8 David Orr, Chief Executive of the National Housing Federation, also gave evidence. He stressed that "removing regional spatial strategies, without putting anything in their place, was a short-term mistake, because it meant that property planning applications, which were going through the system and may have delivered new homes, were withdrawn."

9 The Committee also took evidence from house builders. Pete Redfern, Chief Executive of Taylor Wimpey, said that there needed to be some sort of "safety net" through the transition period:

a. "a regular test to make sure that the provisions are broadly working, as people adjust. Having a time scale for implementation, to make sure that people are given time to adjust to that process, is critical to ensuring that there is not more damaged caused in the short term than there are gains in the long term."

10 Remarkable considers that the absence of regionally set targets could lead to some areas reducing their housing targets resulting in fewer homes being developed. Given that this is contrary to the Government’s stated aims, Remarkable considers this area that needs further exploration.

       Chapter four: Consultation

1 Remarkable welcomes the statutory footing for public consultation. Many applicants already consider such consultation as best practice and Remarkable believes that requiring all applicants to conduct pre-application consultation is a positive step.

2 However, several aspects are concerning to Remarkable as the Bill currently stands. Given that the majority of the detail is due to be set out in a future Development Order, Remarkable is confident that a few amends could ensure his part of the Bill is as effective as possible.

3 In regards to the threshold that would trigger public consultation, Remarkable is concerned that current Government thinking is far too high (any housing development of 200 units or more, it has been suggested, would trigger a requirement for pre-application consultation). It has been estimated that such a figure would cover just 0.4-0.8% of developments, and is also contrary to many Statements of Community Involvement adopted by local authorities, which tend to classify ‘major development’ (for which pre-application consultation is expected) far lower.


Third Party Right of Appeal

1 Remarkable considers that the omission of the Third Party Right of Appeal, announced prior to the publication of the Localism Bill in 2010, is a positive move.

2 Providing applicants consult thoroughly at the pre-application stage, Remarkable believes there would be limited need for such a right of appeal.

3 Any planning system needs to be sympathetic to the fact that a scheme needs to be viable. Planning and consultation is ultimately an exercise of compromise; an applicant might need to lower the number of homes he is seeking to develop, but the community will need to be realistic when consulted on the appropriate number, because a scheme needs to be commercially viable for the applicant. Remarkable considers that a system of automatic right of appeal would weigh unfairly in favour of the community, and provide an additional hurdle for residents to overcome.

4 The system of Judicial Review is also available should a resident or community wish to challenge any planning permission in the High Court.

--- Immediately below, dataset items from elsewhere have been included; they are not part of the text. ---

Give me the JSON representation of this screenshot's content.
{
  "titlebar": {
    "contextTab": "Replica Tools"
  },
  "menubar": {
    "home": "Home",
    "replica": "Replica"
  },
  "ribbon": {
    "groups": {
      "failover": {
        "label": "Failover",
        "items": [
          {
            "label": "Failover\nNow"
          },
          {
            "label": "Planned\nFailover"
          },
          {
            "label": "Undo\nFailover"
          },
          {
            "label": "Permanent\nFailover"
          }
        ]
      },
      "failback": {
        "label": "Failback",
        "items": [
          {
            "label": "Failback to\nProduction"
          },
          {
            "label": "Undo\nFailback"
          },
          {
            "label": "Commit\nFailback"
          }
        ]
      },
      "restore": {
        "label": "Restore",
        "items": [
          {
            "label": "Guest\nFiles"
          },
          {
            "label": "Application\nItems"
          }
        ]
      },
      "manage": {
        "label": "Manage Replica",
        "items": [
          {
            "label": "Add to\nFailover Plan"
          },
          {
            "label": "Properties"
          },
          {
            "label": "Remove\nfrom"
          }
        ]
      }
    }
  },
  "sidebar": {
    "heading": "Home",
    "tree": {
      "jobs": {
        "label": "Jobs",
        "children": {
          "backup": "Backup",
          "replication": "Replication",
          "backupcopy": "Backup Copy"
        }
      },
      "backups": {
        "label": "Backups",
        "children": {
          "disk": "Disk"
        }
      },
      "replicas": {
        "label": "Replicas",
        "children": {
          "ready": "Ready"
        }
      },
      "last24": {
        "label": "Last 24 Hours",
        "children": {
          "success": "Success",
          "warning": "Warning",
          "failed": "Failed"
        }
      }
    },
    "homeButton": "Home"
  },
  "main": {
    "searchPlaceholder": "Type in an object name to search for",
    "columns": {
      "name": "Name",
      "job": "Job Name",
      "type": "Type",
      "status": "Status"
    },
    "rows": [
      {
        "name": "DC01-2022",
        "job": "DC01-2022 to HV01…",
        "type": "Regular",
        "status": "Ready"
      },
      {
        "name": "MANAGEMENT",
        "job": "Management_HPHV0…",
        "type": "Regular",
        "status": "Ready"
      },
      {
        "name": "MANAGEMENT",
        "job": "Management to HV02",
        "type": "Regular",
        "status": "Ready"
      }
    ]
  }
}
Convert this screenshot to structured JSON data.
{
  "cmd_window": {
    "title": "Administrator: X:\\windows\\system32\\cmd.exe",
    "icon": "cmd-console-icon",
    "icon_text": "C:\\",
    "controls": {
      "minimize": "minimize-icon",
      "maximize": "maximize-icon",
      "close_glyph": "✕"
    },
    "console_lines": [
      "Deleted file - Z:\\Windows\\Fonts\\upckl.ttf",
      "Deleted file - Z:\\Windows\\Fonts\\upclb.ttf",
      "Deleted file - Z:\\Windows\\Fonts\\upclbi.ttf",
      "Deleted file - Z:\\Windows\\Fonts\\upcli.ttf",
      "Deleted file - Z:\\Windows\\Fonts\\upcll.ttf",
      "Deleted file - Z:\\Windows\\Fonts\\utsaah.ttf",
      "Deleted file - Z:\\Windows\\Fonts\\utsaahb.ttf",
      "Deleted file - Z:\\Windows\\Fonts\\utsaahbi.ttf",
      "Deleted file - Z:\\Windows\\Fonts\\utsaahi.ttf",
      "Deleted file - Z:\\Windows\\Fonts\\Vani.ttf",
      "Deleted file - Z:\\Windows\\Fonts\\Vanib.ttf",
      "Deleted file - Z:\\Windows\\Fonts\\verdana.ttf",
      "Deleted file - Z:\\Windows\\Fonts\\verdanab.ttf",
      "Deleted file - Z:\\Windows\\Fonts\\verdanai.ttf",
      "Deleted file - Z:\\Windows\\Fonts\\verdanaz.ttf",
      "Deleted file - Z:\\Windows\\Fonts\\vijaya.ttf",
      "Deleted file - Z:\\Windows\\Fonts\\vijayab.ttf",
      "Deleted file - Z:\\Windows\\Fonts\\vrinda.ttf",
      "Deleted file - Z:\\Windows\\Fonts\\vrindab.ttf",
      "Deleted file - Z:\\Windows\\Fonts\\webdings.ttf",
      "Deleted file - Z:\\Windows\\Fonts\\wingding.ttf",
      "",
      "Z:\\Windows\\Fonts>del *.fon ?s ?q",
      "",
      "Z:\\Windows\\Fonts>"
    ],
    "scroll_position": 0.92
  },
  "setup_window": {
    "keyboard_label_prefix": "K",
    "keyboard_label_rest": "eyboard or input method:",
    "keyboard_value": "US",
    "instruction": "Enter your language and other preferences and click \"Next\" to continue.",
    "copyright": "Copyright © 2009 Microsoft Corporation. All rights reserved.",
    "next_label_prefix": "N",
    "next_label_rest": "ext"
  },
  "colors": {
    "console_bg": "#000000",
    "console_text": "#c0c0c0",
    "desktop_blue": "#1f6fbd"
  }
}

Officer’s delegated refusal

1 Remarkable would question the role that a planning officer’s delegated refusal has to play under the new localism agenda.

2 Remarkable considers that there should be a statutory call-in triggered once an application has a set number of representations on file.

3 Whilst this is already the established practice in some local authorities, it is not the case in all of them. Remarkable considers the Localism Bill should set a uniform procedure for when an officer’s delegation can be used, ensuring that local views really do count.